Monday, July 25, 2011

Beating Big Coal at the Grass Roots

It's not a hope or a plan - it's a victory. Or rather hundreds of local victories, giving Big Coal and Big Power a death by a thousand cuts.

From The Nation:

Bloomberg’s gift will help the Sierra Club build on the biggest victory against climate change scored to date in the United States: the de facto moratorium on new coal plants achieved in recent years by local activists working under the banner of the club’s “Beyond Coal” campaign. “Since we began targeting coal in 2003, we have blocked 153 planned coal plants from being built,” Brune told The Nation. “Since January 2010, we’ve shut down ninety-one existing plants. Closing those ninety-one existing plants alone will prevent 114 million tons of carbon dioxide equivalent from entering the atmosphere, which is about the same as taking 20 million cars off the road.”

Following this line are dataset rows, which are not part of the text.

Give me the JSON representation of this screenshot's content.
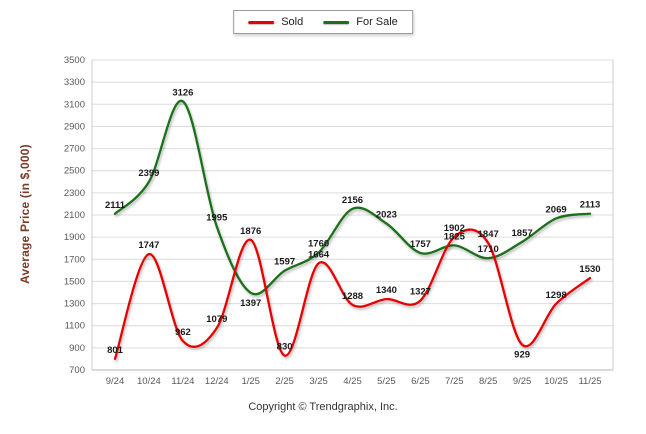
{
  "chart_data": {
    "type": "line",
    "ylabel": "Average Price (in $,000)",
    "ylim": [
      700,
      3500
    ],
    "ytick_step": 200,
    "grid": "horizontal",
    "legend_position": "top-center",
    "categories": [
      "9/24",
      "10/24",
      "11/24",
      "12/24",
      "1/25",
      "2/25",
      "3/25",
      "4/25",
      "5/25",
      "6/25",
      "7/25",
      "8/25",
      "9/25",
      "10/25",
      "11/25"
    ],
    "series": [
      {
        "name": "Sold",
        "color": "#e60000",
        "values": [
          801,
          1747,
          962,
          1079,
          1876,
          830,
          1664,
          1288,
          1340,
          1327,
          1902,
          1847,
          929,
          1298,
          1530
        ],
        "label_positions": [
          "above",
          "above",
          "above",
          "above",
          "above",
          "above",
          "above",
          "above",
          "above",
          "above",
          "above",
          "above",
          "below",
          "above",
          "above"
        ]
      },
      {
        "name": "For Sale",
        "color": "#1d6f1d",
        "values": [
          2111,
          2399,
          3126,
          1995,
          1397,
          1597,
          1760,
          2156,
          2023,
          1757,
          1825,
          1710,
          1857,
          2069,
          2113
        ],
        "label_positions": [
          "above",
          "above",
          "above",
          "above",
          "below",
          "above",
          "above",
          "above",
          "above",
          "above",
          "above",
          "above",
          "above",
          "above",
          "above"
        ]
      }
    ]
  },
  "footer": {
    "copyright": "Copyright © Trendgraphix, Inc."
  },
  "colors": {
    "axis_title": "#7a3c28",
    "tick_text": "#595959",
    "data_label": "#1a1a1a",
    "grid_line": "#dcdcdc",
    "axis_line": "#b5b5b5",
    "frame_line": "#cccccc",
    "background": "#ffffff"
  }
}
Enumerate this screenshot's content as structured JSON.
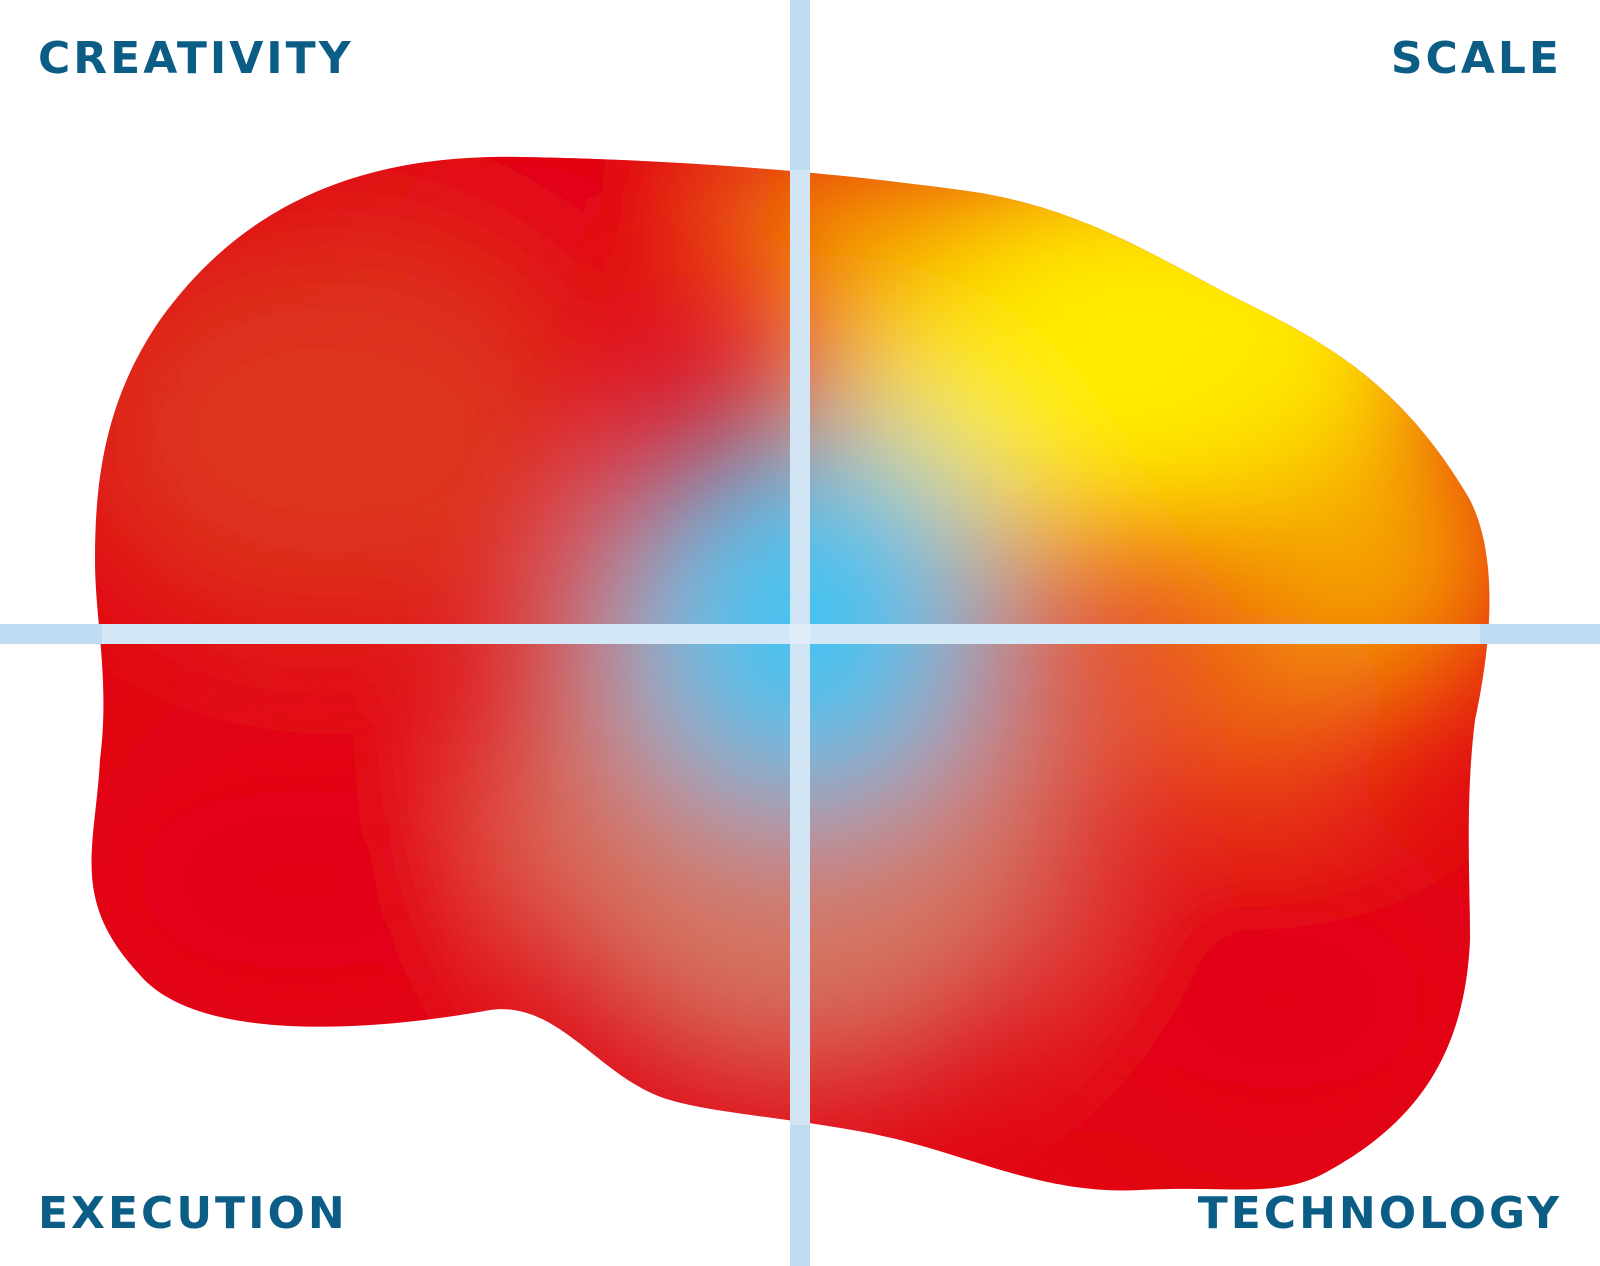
{
  "labels": {
    "top_left": "CREATIVITY",
    "top_right": "SCALE",
    "bottom_left": "EXECUTION",
    "bottom_right": "TECHNOLOGY"
  },
  "colors": {
    "label_text": "#0b5d86",
    "axis_line": "#bfdcf2",
    "axis_overlay": "#d6ecfb",
    "blob_red": "#e20613",
    "blob_orange": "#f5a400",
    "blob_yellow": "#ffeb00",
    "blob_center_blue": "#41c2f1",
    "background": "#ffffff"
  }
}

With Bloomberg’s help, the Beyond Coal campaign now hopes to “revoke the social license for burning coal in this country, just like the social license for smoking cigarettes was revoked,” said Brune. Although many progressives have criticisms of Bloomberg—in fact, Brune notes, the local Sierra Club chapter did not endorse him when he ran for a third term as mayor two years ago—Bloomberg makes a logical partner for such an effort. As mayor, he has championed high-profile initiatives to ban cigarette smoking and slash greenhouse gas emissions. “Some things a modern society can move beyond,” Brune argued. “We don’t cut down old-growth redwood trees anymore to make decking material, and we don’t need to burn coal to keep our iPhones charged.”

SNIP

Both the tar sands civil disobedience and the redoubled attack against coal represent a departure from the tactics and strategies the environmental movement as a whole has pursued since Barack Obama’s election in 2008. Environmental groups spent over $100 million (some estimates run as high as $300 million) urging Congress and the administration to pass climate legislation and lead international efforts to sign an ambitious agreement limiting greenhouse gas emissions. Most of the effort was focused on inside-the-Beltway lobbying and closed-door meetings rather than on rallying popular support out in the country, and it failed miserably. By contrast, the Beyond Coal and tar sands campaigners believe that only grassroots people power can overcome corporate and right-wing resistance and secure real progress against climate change.

“We learned from [the first phase of the Beyond Coal campaign] that grassroots organizing wins almost every time,” said Brune. “So we're doubling down [on that] now, putting our faith not in Congress but in the power of local communities to protect their health and planet.”

Most of Bloomberg’s $50 million, which will be dispensed over the next four years, will go to hiring more grassroots organizers. “We will have two hundred organizers waking up every day and working on nothing else but figuring out how to shut down the remaining coal plants in this country and replace them with clean energy,” said Brune. As in the first phase of the Beyond Coal campaign, organizers will work with a wide range of stakeholders—local citizens, elected officials, public health workers, faith and youth groups—“to identify the main sources of pollution in a community and then figure out how that coal plant can be shut down and keep the lights on at the same time.”

Challenging the coal industry’s main defense, Brune argues that shutting coal plants will actually save consumers money. “Clean energy, starting with energy efficiency, is cheaper than dirty energy,” said Brune, “which is why solar and wind are growing dramatically.” In Colorado, he adds, where state law requires 30 percent of electricity to come from renewable sources by 2020, the main utility company, Xcel, recently announced that it will meet that target in 2012—eight years ahead of schedule.

Liberals always find a way to effect change. If we can't get it done locally, we'll do it nationally (voting rights, the Clean Air and Clean Water Acts.) If we can't get it done nationally, we'll do it locally (renewable energy, gay rights.)